The more I think about this, the more I wonder if this might be the problem behind my failure to really gain traction as a writer. I need a persona. I mean, just think about the way that Samuel Clemons was able to fill the persona of Mark Twain--the hair, the suit, the sense of wit. He never said, "I wish I were my persona." Maybe that's because Clemons eventually became his.
I think of my favorite author, John Steinbeck, how he was able to embody his outrage and channel it into great literature.

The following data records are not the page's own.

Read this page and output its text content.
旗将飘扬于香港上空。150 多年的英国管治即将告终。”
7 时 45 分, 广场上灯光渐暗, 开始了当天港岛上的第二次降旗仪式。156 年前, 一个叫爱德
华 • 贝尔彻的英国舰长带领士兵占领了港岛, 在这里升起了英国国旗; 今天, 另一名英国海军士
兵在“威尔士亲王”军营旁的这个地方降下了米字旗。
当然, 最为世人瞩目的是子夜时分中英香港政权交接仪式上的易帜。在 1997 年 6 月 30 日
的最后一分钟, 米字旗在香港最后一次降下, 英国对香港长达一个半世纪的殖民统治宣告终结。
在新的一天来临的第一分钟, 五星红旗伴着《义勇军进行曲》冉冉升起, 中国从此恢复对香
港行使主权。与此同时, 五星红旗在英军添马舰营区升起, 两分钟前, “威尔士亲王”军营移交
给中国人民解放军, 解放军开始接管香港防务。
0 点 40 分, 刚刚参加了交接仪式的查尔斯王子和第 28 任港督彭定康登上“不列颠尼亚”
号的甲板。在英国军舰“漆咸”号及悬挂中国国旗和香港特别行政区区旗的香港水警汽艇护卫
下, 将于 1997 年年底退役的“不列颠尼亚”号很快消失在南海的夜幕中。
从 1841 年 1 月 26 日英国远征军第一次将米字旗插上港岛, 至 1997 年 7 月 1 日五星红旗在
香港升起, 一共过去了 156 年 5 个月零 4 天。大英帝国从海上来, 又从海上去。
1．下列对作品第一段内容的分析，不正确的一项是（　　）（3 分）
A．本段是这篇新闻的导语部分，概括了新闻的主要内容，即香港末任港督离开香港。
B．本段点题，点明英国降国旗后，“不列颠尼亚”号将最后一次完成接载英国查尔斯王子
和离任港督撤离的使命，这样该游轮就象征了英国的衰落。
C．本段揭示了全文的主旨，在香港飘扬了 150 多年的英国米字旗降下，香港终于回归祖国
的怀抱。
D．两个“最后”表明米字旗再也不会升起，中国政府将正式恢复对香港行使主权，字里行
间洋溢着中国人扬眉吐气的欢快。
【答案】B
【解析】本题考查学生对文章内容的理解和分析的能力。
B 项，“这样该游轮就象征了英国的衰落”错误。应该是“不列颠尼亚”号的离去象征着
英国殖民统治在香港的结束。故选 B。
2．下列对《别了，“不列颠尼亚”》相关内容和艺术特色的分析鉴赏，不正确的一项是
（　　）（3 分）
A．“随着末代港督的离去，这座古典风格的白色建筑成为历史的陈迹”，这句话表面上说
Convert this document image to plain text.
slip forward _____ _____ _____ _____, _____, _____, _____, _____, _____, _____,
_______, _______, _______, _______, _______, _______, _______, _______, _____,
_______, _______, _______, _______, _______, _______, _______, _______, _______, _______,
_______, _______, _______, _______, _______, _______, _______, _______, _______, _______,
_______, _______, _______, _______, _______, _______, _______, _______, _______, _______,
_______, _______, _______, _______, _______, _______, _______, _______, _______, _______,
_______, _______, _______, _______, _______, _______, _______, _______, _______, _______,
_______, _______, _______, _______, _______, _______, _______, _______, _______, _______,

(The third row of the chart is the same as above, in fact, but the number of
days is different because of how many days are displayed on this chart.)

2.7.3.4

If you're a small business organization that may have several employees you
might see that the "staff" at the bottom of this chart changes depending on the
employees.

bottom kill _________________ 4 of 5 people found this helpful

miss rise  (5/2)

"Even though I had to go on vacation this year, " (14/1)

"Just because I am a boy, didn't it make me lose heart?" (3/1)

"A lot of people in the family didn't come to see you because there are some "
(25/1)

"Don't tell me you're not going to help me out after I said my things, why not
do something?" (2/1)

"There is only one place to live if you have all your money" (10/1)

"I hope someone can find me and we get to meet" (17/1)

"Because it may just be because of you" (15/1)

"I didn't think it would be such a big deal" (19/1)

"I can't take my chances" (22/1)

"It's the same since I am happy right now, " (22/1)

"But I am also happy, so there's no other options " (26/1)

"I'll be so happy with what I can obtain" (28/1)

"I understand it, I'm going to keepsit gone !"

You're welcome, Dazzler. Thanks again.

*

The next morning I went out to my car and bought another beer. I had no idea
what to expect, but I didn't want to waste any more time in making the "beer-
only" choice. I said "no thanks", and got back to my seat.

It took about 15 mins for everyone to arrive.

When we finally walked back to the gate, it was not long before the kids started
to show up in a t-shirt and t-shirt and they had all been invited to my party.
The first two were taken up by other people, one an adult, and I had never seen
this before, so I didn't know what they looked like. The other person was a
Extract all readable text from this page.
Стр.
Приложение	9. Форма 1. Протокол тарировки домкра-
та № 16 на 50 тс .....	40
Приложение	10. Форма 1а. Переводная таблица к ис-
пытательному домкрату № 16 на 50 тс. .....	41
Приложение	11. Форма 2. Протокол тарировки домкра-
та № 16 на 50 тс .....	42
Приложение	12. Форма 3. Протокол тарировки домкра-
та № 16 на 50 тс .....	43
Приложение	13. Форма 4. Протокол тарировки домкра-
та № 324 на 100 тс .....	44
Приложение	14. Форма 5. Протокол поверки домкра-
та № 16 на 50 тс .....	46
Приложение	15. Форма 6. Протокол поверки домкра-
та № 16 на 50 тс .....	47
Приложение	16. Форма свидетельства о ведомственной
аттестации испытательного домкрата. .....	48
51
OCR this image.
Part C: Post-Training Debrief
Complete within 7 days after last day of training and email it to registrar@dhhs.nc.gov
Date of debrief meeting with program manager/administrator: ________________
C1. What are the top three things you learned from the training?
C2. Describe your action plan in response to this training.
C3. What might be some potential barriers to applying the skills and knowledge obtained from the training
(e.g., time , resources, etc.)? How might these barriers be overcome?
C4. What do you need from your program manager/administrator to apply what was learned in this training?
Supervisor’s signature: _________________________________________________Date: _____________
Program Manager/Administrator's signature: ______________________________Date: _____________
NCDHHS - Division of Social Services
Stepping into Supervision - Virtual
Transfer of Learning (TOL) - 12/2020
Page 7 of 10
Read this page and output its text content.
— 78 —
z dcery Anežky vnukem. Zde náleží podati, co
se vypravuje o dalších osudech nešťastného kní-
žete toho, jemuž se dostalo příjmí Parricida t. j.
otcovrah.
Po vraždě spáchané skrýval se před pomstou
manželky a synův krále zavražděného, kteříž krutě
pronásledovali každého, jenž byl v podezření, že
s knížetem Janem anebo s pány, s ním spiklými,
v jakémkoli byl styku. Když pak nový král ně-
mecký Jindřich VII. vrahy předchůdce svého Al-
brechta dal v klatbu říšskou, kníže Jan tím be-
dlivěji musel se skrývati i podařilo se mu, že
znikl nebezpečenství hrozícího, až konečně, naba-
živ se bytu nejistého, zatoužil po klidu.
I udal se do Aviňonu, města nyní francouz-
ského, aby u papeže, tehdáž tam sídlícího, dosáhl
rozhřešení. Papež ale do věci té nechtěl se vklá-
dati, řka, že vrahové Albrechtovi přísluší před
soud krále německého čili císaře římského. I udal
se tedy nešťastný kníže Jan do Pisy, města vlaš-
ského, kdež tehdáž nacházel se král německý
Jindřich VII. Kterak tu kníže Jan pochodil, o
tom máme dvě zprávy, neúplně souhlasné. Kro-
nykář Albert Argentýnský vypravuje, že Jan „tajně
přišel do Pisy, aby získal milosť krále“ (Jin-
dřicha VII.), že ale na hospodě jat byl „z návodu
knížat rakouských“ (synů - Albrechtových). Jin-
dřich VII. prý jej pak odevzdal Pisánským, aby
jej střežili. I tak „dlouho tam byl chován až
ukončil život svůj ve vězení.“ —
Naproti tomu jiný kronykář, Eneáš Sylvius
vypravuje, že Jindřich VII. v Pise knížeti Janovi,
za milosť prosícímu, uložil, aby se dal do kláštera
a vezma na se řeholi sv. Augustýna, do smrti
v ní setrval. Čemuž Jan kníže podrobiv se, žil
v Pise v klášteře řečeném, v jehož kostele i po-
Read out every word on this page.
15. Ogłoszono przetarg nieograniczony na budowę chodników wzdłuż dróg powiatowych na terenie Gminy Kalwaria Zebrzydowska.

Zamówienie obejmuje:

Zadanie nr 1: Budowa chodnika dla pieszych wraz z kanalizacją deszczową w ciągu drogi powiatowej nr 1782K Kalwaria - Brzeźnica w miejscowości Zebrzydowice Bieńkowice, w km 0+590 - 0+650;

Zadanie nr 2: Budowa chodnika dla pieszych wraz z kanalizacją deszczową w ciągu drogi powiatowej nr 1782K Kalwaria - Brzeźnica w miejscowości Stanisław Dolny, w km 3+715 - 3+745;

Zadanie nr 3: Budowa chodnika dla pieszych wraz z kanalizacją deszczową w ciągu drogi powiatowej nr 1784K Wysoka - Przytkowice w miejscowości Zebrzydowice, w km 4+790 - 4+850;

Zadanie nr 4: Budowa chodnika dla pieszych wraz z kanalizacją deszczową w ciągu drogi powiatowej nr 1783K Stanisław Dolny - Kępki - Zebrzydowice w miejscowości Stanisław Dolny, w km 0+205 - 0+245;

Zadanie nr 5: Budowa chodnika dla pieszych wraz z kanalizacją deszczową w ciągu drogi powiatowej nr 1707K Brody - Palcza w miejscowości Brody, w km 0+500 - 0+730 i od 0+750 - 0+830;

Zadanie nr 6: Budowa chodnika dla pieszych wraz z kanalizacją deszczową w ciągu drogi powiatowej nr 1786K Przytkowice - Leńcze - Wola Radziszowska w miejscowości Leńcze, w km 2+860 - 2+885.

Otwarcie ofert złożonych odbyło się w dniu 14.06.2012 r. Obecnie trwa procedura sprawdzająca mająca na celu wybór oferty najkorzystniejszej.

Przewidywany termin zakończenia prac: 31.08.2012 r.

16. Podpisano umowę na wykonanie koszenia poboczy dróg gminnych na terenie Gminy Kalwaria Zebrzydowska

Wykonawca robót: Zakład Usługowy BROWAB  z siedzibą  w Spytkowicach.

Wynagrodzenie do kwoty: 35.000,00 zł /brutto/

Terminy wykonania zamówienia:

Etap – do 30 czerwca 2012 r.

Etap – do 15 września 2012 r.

Children's books are full of personae: Lemony Snicket, Dr. Seuss, Shel Silverstein, to name a few.
What I need, more than a story to tell, is a persona through whom to tell it. I have a cool pen name that I developed for a manuscript I wrote several years ago. It's Titus James. It's a cool name, a reversal of my first name and the Roman origin of my last name.
Perhaps what I've learned from Billy Collins and from the teachers around me, is that I need to invest some time to develop Titus--get to know him, write through his persona. Either that, or I need to reinvest Father Ahab the Road Warrior or some other persona that embodies and expresses all the ideas that are just ready to burst out of me!